Labour and career civil servants in the Treasury may well argue that the changes they have made to business rates are in line with the party’s mandate to both stimulate economic growth while also looking after smaller businesses and working people.
However, experts like Webber argue that increasing tax on the largest employers and businesses in the retail sector is the direct antithesis of Labour’s pro-business, pro-growth agenda.
“If you look at the ratings list, you’ve got 21.5 million properties in the list. Of that, 700,000 don’t pay anything, but no one wants to look at that or address that. Labour keep saying they need to give small businesses more help. But they’ve already given smaller businesses a lot of help, and I’ve never met a small business who said that they shouldn’t pay a penny.

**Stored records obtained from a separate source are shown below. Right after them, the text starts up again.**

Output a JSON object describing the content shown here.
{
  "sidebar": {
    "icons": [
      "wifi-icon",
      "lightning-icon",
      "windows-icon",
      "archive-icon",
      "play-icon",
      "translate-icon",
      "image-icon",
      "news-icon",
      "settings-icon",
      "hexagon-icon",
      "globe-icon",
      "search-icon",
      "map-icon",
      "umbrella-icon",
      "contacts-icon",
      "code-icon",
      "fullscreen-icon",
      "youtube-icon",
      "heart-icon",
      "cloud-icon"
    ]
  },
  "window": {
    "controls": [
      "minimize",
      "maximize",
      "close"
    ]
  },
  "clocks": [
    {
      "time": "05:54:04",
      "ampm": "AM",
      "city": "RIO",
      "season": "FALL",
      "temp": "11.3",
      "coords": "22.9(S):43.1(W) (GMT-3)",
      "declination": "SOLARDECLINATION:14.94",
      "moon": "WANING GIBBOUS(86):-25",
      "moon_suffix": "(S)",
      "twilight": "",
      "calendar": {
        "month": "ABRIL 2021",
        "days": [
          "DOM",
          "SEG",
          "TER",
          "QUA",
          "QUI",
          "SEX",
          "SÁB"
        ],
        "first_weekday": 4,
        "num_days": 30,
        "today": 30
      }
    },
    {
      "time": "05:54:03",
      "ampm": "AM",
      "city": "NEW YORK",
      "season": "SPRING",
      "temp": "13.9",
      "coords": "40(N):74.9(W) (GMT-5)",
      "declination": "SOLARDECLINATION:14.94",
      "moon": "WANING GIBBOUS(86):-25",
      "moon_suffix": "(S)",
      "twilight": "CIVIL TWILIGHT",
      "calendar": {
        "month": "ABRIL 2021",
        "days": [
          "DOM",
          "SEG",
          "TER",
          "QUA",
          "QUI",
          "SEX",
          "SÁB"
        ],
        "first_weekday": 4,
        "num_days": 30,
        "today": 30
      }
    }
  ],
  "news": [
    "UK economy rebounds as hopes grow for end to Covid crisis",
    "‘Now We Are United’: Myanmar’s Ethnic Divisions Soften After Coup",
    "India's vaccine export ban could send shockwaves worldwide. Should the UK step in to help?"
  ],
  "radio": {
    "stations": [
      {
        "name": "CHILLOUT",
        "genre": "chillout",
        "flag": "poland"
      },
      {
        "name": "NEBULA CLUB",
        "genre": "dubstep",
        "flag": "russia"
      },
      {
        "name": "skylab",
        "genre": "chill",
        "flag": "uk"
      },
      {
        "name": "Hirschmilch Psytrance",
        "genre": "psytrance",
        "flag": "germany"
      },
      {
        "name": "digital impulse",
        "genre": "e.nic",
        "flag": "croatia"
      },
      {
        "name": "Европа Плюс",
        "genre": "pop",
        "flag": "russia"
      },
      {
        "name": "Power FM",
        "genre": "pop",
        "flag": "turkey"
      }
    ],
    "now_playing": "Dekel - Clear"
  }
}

“However, I’ve met plenty of larger businesses who say they shouldn’t be paying 55p in the pound in tax.”
Webber’s solution would be for all the parties to agree on a roadmap, regardless of who is in government, to getting the headline business rates tax figure back to somewhere around 35p in the pound and then get rid of a lot of the reliefs to bring more properties, and therefore more businesses, into the revenue stream.
“If we got there, you’d get a lot more retailers in the UK and abroad who would be willing to invest in more properties and to expand their estates,” he says.
For lobbying groups like the BRC though, meaningful reform looks less ambitious, but also less fanciful.
“There are two things we want,” says the BRC source. “A meaningful reduction in business rates and on other retail, hospitality and leisure properties. And ensuring that no shop pays more in the top business rates threshold, which in turn would mean no other hospitality or leisure business pays more”.
Either way, the picture is unlikely to be any clearer when the interim report is published this summer. All eyes then will turn again to the autumn Budget later this year, less in hope but in expectation that things will likely get worse before they get better.